Apesar de a maioria das mulheres não apresentarem arco dramático próprio, temos Zeena e Dra. Lilith como personagens competentes nas suas respectivas áreas de atuação. Zeena aperfeiçoou seu ato com muita dedicação e, como não consegue mais contar com a ajuda do parceiro alcoólatra, consegue improvisar e se virar no meio de sua apresentação, arrancando suspiros e confiança do público.
Dra. Lilith é PhD e possui um escritório suntuoso. Ela é procurada por pessoas ricas e reservadas para sessões de terapia, sendo, portanto, referência para análise psicológica. Ela consegue chegar ao fundo de homens poderosos e reservados, que a matariam se soubessem que ela compartilhou seus segredos. Entretanto, como ela quebra o código de ética profissional ao contar o que foi dito em sessão terapêutica, isso faz com que a competência dela seja questionada. É possível compreender que ela também é rica e que o dinheiro é fruto direto do seu trabalho como psicóloga. Lilith inclusive corrige Stan quando ele a chama de senhora, dizendo a ele que é doutora.
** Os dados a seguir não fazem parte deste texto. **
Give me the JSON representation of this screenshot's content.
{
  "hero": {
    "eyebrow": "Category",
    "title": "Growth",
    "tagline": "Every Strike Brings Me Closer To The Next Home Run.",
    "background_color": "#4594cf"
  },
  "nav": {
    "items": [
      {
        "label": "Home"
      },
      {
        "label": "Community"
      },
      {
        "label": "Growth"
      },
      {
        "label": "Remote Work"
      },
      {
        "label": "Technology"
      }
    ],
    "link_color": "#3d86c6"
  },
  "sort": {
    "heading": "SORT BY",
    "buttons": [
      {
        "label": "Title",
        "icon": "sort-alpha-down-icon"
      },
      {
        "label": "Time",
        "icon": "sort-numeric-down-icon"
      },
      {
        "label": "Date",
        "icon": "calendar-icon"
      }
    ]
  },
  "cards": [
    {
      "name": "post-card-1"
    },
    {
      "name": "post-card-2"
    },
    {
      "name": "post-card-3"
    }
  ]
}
Representação dos Personagens
Como é a representação das personagens mulheres (escala de -1 a 3), sendo -1, estereótipos negativos; 0, não tem; 1, personagem de apoio ou com estereótipos; 2, personagens secundários ou com poucos estereótipos; 3, muito bem representada e personagem principal sem estereótipos
2 – Personagens secundários ou com poucos estereótipos.
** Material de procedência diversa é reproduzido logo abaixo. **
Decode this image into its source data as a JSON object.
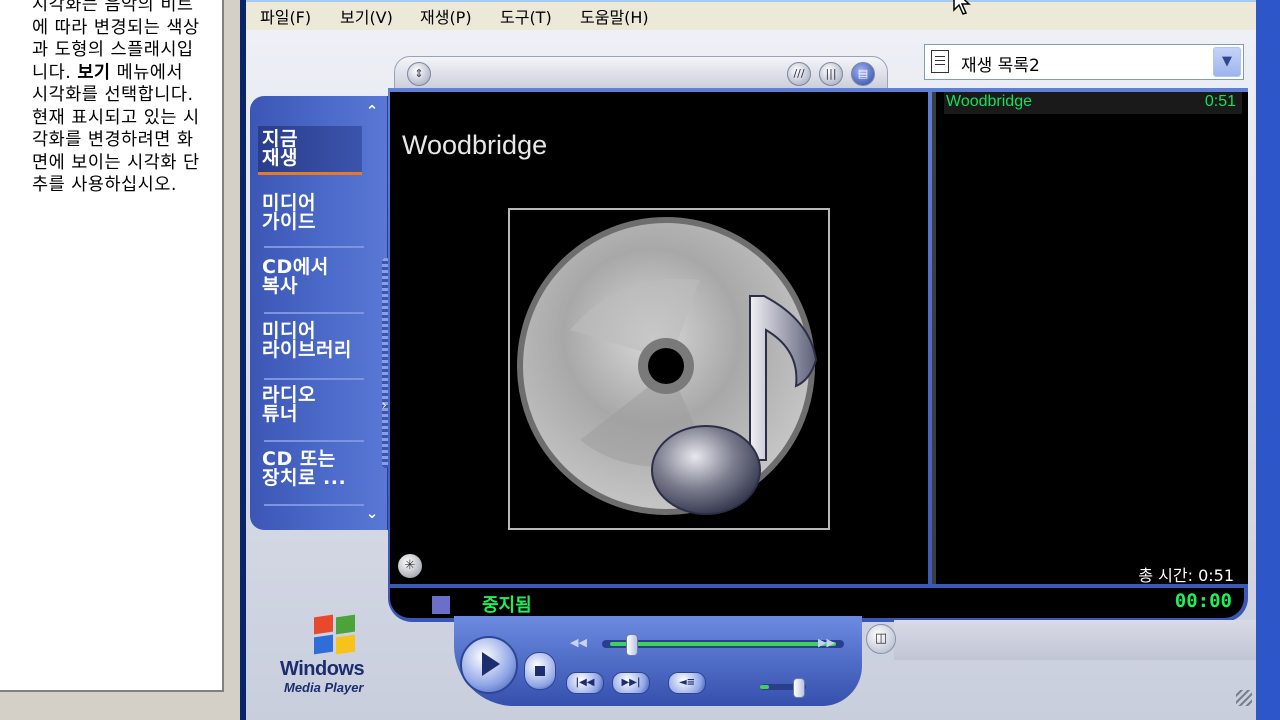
{
  "help_panel": {
    "text_lines": [
      "시각화는 음악의 비트",
      "에 따라 변경되는 색상",
      "과 도형의 스플래시입",
      "니다. ",
      "보기",
      " 메뉴에서",
      "시각화를 선택합니다.",
      "현재 표시되고 있는 시",
      "각화를 변경하려면 화",
      "면에 보이는 시각화 단",
      "추를 사용하십시오."
    ]
  },
  "menubar": {
    "items": [
      {
        "label": "파일(F)"
      },
      {
        "label": "보기(V)"
      },
      {
        "label": "재생(P)"
      },
      {
        "label": "도구(T)"
      },
      {
        "label": "도움말(H)"
      }
    ]
  },
  "taskbar": {
    "items": [
      {
        "label": "지금\n재생",
        "active": true
      },
      {
        "label": "미디어\n가이드",
        "active": false
      },
      {
        "label": "CD에서\n복사",
        "active": false
      },
      {
        "label": "미디어\n라이브러리",
        "active": false
      },
      {
        "label": "라디오\n튜너",
        "active": false
      },
      {
        "label": "CD 또는\n장치로 ...",
        "active": false
      }
    ]
  },
  "now_playing": {
    "title": "Woodbridge"
  },
  "playlist": {
    "name": "재생 목록2",
    "items": [
      {
        "title": "Woodbridge",
        "duration": "0:51"
      }
    ],
    "total_label": "총 시간:",
    "total_value": "0:51"
  },
  "status": {
    "text": "중지됨",
    "time": "00:00"
  },
  "seek": {
    "position": 0.0
  },
  "volume": {
    "level": 0.2
  },
  "logo": {
    "line1": "Windows",
    "line2": "Media Player"
  },
  "colors": {
    "skin_blue": "#4d6ccb",
    "status_green": "#1df05a",
    "menu_bg": "#ece9d8"
  }
}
Temos muitas mulheres interessantes, mas apenas Dra. Lilith tem um arco dramático complexo e bem construído. Molly, por exemplo, é construída de forma insegura e ingênua, apesar de no final pôr um fim no relacionamento com Stan. Zeena muitas vezes não é levada a sério por Stan, que critica seu trabalho. Além disso, três das cinco mulheres se envolvem romanticamente ou sexualmente com Stan.
Análise da Representação de Raça
Mako Mori
Tem personagem não branco? Tem arco dramático próprio? O arco dramático é apoiado na narrativa de um par romântico?
Reprovado.
Não há personagem não branco na narrativa principal.
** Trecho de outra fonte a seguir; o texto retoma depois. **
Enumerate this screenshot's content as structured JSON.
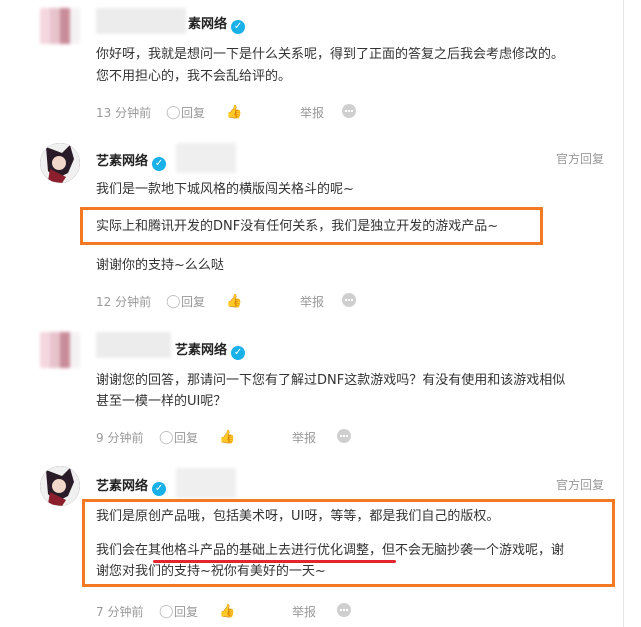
{
  "comments": [
    {
      "author": "素网络",
      "lines": [
        "你好呀，我就是想问一下是什么关系呢，得到了正面的答复之后我会考虑修改的。",
        "您不用担心的，我不会乱给评的。"
      ],
      "time": "13 分钟前",
      "reply_label": "回复",
      "report_label": "举报"
    },
    {
      "author": "艺素网络",
      "badge": "官方回复",
      "lines": [
        "我们是一款地下城风格的横版闯关格斗的呢~",
        "实际上和腾讯开发的DNF没有任何关系，我们是独立开发的游戏产品~",
        "谢谢你的支持~么么哒"
      ],
      "time": "12 分钟前",
      "reply_label": "回复",
      "report_label": "举报"
    },
    {
      "author": "艺素网络",
      "lines": [
        "谢谢您的回答，那请问一下您有了解过DNF这款游戏吗？有没有使用和该游戏相似",
        "甚至一模一样的UI呢？"
      ],
      "time": "9 分钟前",
      "reply_label": "回复",
      "report_label": "举报"
    },
    {
      "author": "艺素网络",
      "badge": "官方回复",
      "lines": [
        "我们是原创产品哦，包括美术呀，UI呀，等等，都是我们自己的版权。",
        "我们会在其他格斗产品的基础上去进行优化调整，但不会无脑抄袭一个游戏呢，谢",
        "谢您对我们的支持~祝你有美好的一天~"
      ],
      "time": "7 分钟前",
      "reply_label": "回复",
      "report_label": "举报"
    }
  ],
  "icons": {
    "verified": "verified-check-icon",
    "reply": "reply-bubble-icon",
    "like": "thumbs-up-icon",
    "more": "more-dots-icon"
  },
  "colors": {
    "highlight_box": "#f37a23",
    "underline": "#e3262d",
    "verified": "#1ab0e8",
    "meta_text": "#999999"
  }
}
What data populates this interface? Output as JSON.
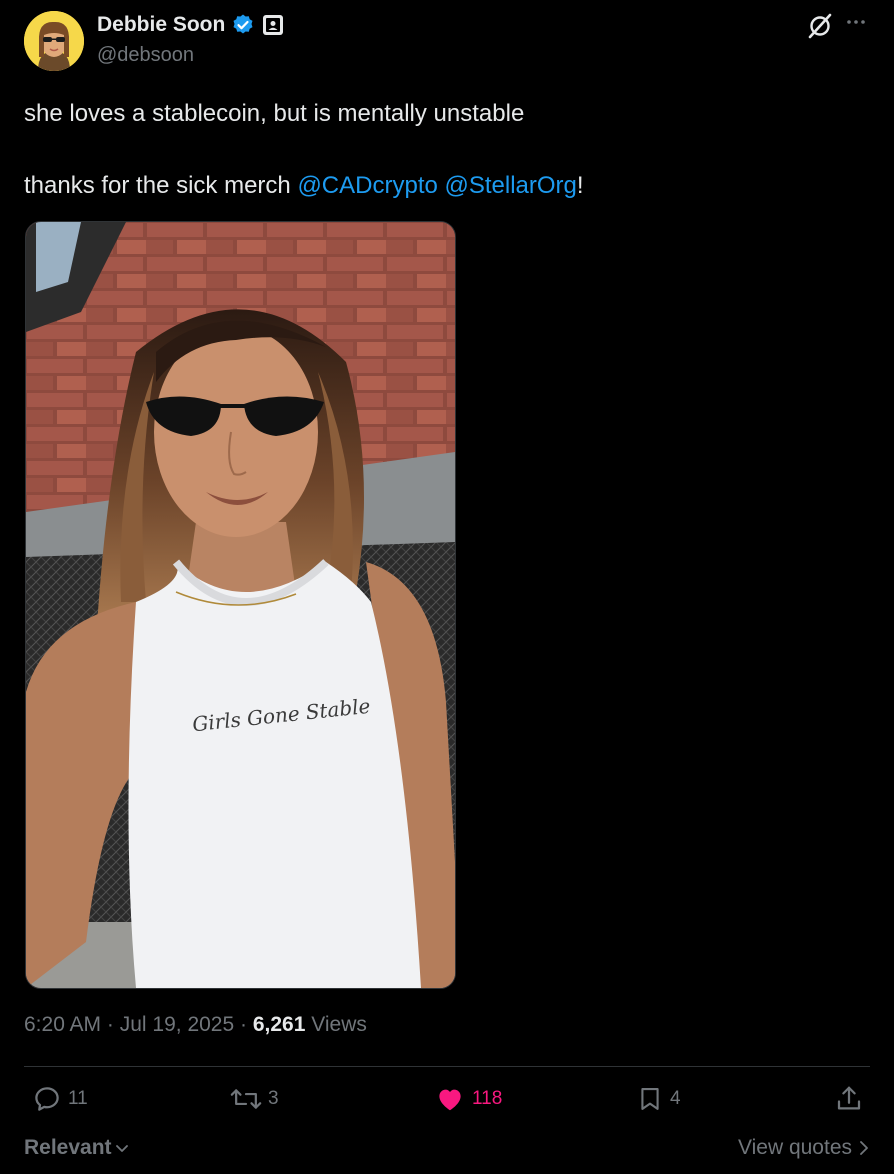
{
  "author": {
    "name": "Debbie Soon",
    "handle": "@debsoon"
  },
  "tweet": {
    "line1": "she loves a stablecoin, but is mentally unstable",
    "line2_prefix": "thanks for the sick merch ",
    "mention1": "@CADcrypto",
    "mention2": "@StellarOrg",
    "line2_suffix": "!"
  },
  "photo": {
    "shirt_text": "Girls Gone Stable"
  },
  "meta": {
    "time": "6:20 AM",
    "sep1": " · ",
    "date": "Jul 19, 2025",
    "sep2": " · ",
    "views_count": "6,261",
    "views_label": " Views"
  },
  "actions": {
    "replies": "11",
    "reposts": "3",
    "likes": "118",
    "bookmarks": "4"
  },
  "footer": {
    "sort_label": "Relevant",
    "view_quotes": "View quotes"
  },
  "colors": {
    "background": "#000000",
    "text": "#e7e9ea",
    "muted": "#71767b",
    "link": "#1d9bf0",
    "like": "#f91880",
    "verified": "#1d9bf0"
  }
}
Representação dos Personagens
Como é a representação dos personagens não brancos (escala de -1 a 3), sendo -1, estereótipos negativos; 0, não tem; 1, personagem de apoio ou com estereótipos; 2, personagens secundários ou com poucos estereótipos; 3, muito bem representado e personagem principal sem estereótipos
0 – Não tem.
Análise da Representação LGBTQIA+
Mako Mori
Tem personagem LGBTQIA+? Tem arco dramático próprio? O arco dramático é apoiado na narrativa de um par romântico?
Reprovado.
Não há nenhum personagem LGBTQIA+ na narrativa.
Representação dos Personagens
Como é a representação dos personagens LGBTQIA+ (escala de -1 a 3), sendo -1, estereótipos negativos; 0, não tem; 1, personagem de apoio ou com estereótipos; 2, personagens secundários ou com poucos estereótipos; 3, muito bem representado e personagem principal sem estereótipos)
0 – Não tem.
Análise da Representação PcD (Pessoas com Deficiência)
Mako-Mori
Tem personagem PcD? Tem arco dramático próprio? O arco dramático é apoiado na narrativa de um par romântico?
Reprovado.
Temos uma pessoa com deficiência no filme. Major é um bom personagem, mas não tem arco dramático próprio. Ele funciona como um personagem de alívio cômico e que enfrenta Stan sobre sua relação com Molly, além de ser apresentado como o “menor homem do mundo” no circo.
Representação dos Personagens
Como é a representação dos personagens PcD (escala de -1 a 3), sendo -1, estereótipos negativos; 0, não tem; 1, personagem de apoio ou com estereótipos; 2, personagens secundários ou com poucos estereótipos; 3, muito bem representado e personagem principal sem estereótipos)
1 – Personagem de apoio ou com estereótipos.
Major é personagem de apoio e é cômico. É seguro e confiante, mas isso contrasta com suas falas engraçadas e a construção do absurdo em cima de sua força descomunal nos atos do circo.